The challenge of accurate binding free energy
In the complex world of drug discovery, one crucial challenge stands out: determining how strongly a potential drug molecule binds to its target protein. This binding strength, often measured as binding free energy (ΔG), is a key indicator of a drug's effectiveness. While experimental methods can determine ΔG, they're often expensive and time-consuming, pushing researchers towards compute-intense and often inaccurate computational alternatives.
Limitations of traditional computational methods
Traditional computational approaches, whether powered by artificial intelligence or physics-based models, offer faster and more cost-effective solutions. However, they often face a significant limitation: the oversimplification or complete omission of entropic contributions. This simplification, while making computations more manageable, can lead to less accurate ΔG estimates.
Inaccurate ΔG estimates may compromise the reliability of predicted drug candidates for which the cost implications can be substantial. A false positive can lead to millions of dollars spent synthesizing and testing ineffective compounds, while a false negative might mean overlooking a promising drug candidate. In the pharmaceutical industry, where the average cost of bringing a drug to market exceeds one billion dollars and takes 10-15years, such computational inaccuracies can significantly impact both development timelines and budget.
The advantage of quantum computing
Quantum computing emerges as a promising solution to this challenge. It offers the potential to relax assumptions and simplifications that current computational methods employ to trade accuracy for speed and may therefore deliver ΔG predictions with enhanced accuracy. This in turn reduces uncertainties in drug candidate rankings and could with further maturation of quantum computers bring computational methods on par with experimental methods in terms of reliability of predicted binding energies. In the longer term, quantum computing may enable us to handle complex molecules that are intractable for classical computers.
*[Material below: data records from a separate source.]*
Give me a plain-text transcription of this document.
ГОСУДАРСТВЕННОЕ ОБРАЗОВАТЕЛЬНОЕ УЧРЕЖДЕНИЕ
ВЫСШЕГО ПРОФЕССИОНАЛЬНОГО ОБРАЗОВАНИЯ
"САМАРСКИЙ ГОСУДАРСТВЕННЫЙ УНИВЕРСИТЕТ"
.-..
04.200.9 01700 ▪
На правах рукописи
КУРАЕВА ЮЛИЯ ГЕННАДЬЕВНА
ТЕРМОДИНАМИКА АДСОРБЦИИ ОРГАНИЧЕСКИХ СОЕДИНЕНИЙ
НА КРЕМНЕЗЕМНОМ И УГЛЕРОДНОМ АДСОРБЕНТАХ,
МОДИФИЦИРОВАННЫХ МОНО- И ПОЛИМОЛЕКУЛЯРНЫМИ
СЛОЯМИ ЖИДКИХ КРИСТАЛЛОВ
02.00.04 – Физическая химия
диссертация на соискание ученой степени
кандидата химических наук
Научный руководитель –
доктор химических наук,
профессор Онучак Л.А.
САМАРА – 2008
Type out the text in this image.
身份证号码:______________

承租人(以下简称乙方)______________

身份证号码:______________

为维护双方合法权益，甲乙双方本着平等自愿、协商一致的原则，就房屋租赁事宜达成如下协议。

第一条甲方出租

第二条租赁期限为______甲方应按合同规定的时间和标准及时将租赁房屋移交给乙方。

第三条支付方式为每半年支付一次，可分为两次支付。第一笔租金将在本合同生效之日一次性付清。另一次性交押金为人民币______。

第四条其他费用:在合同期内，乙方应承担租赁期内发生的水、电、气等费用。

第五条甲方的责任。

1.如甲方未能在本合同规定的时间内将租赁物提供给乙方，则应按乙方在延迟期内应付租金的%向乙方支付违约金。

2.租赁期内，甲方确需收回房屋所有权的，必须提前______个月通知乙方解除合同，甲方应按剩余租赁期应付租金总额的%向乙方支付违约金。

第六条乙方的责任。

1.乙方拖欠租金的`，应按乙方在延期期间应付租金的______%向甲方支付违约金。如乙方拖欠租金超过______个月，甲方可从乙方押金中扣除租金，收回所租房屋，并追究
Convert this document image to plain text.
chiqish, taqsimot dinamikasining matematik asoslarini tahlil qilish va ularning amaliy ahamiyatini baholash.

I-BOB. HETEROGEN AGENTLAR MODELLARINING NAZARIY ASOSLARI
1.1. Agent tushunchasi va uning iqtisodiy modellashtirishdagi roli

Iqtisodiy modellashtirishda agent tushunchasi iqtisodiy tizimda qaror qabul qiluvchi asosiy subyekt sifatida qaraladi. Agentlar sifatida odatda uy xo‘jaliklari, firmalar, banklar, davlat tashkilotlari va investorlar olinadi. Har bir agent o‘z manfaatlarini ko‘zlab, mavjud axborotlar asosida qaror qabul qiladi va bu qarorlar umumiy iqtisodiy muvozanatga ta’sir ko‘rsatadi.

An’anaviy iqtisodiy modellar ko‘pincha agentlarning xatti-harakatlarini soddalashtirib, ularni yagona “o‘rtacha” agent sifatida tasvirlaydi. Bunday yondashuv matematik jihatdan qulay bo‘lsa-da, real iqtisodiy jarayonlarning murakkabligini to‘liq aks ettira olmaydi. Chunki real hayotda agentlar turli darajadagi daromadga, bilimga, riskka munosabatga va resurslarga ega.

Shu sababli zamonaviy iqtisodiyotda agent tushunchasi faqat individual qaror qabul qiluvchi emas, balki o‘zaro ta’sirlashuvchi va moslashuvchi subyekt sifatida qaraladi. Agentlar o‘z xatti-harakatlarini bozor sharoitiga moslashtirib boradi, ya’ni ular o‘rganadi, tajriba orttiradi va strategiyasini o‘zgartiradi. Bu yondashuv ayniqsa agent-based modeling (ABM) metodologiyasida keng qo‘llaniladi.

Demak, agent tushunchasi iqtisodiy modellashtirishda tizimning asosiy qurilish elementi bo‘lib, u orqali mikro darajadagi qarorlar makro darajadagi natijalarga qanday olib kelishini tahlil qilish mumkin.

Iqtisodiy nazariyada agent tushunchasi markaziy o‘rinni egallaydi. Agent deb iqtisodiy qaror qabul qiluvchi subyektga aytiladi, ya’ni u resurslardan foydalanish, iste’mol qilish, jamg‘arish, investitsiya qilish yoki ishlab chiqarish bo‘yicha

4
Vibrational energies and the entropic contribution
Vibrational energies directly contribute to the entropic components of ΔG through molecular motion. At the molecular level, atoms are not static — they constantly vibrate around their equilibrium positions, and these vibrations correspond to quantized energy levels. The collective set of these vibrational modes determines how a molecule stores and exchanges thermal energy. Because entropy is fundamentally tied to the number of accessible microstates a system can explore, the distribution and nature of vibrational energy levels directly influence the entropic component of ΔG. Accurately capturing these vibrations, especially low-frequency modes associated with large-scale molecular motions, is essential for predicting how tightly a ligand binds to a protein.
While current computational methods often rely on harmonic approximations of molecular vibrations to simplify calculations, these approximations break down for the anharmonic potentials typical in drug-protein interactions, where molecular motions can be large and complex. This limitation is particularly severe when considering thermal effects, which require accurate treatment of anharmonicity for reliable ΔG predictions.
Our quantum approach to anharmonic vibrational calculations
To address the challenges of accurately modeling complex molecular vibrations, especially those that go beyond harmonic assumptions, our team has developed new methods to perform these calculations on fault-tolerant quantum computers exploiting qubitization and the Quantum Phase Estimation [Majland et al. (2025)]. Our innovations include implementation of realistic potential energy surfaces which capture complex anharmonic effects which are beyond the harmonic approximations. This helps us better predict how molecules actually move and interact, leading to more accurate calculations of their energies. In addition, we implement low rank decompositions of the potential energy surfaces which simplify the complex interactions between different vibrations by breaking them down into smaller, easier-to-handle parts. We also implement parallelization techniques which splits calculations into many smaller tasks that can be run at the same time.This approach drastically speeds up computations and cuts down the time and cost needed, making it possible to study larger and more complex molecular systems efficiently.

A central part of our work is to also estimate the ressources needed for simulating vibrational properties of molecules with fault-tolerant quantum computing using the developed techniques. Here, we provide just results from a few examples of molecules analysed to give an idea of the technological maturity needed. For the full set of results we refer to the scientific paper [Majland et al. (2025)].

A step toward more accurate drug discovery
While our current results represent an encouraging first step, more work is needed to fully compete with experimental methods in ΔG determination. Nevertheless, our research has established a foundation for more accurate vibrational energy calculations. Looking ahead, ongoing improvements in quantum hardware and algorithms may help increase accuracy and allow for more complex simulations of drug-protein interactions. Over time, this could help speed up parts of the drug development process, lower costs, and improve the chances of finding effective drug candidates. In the future, as quantum computers and their software get better, we expect to run more accurate and detailed simulations of how drugs interact with proteins. This could gradually make drug development faster, less expensive, and more reliable.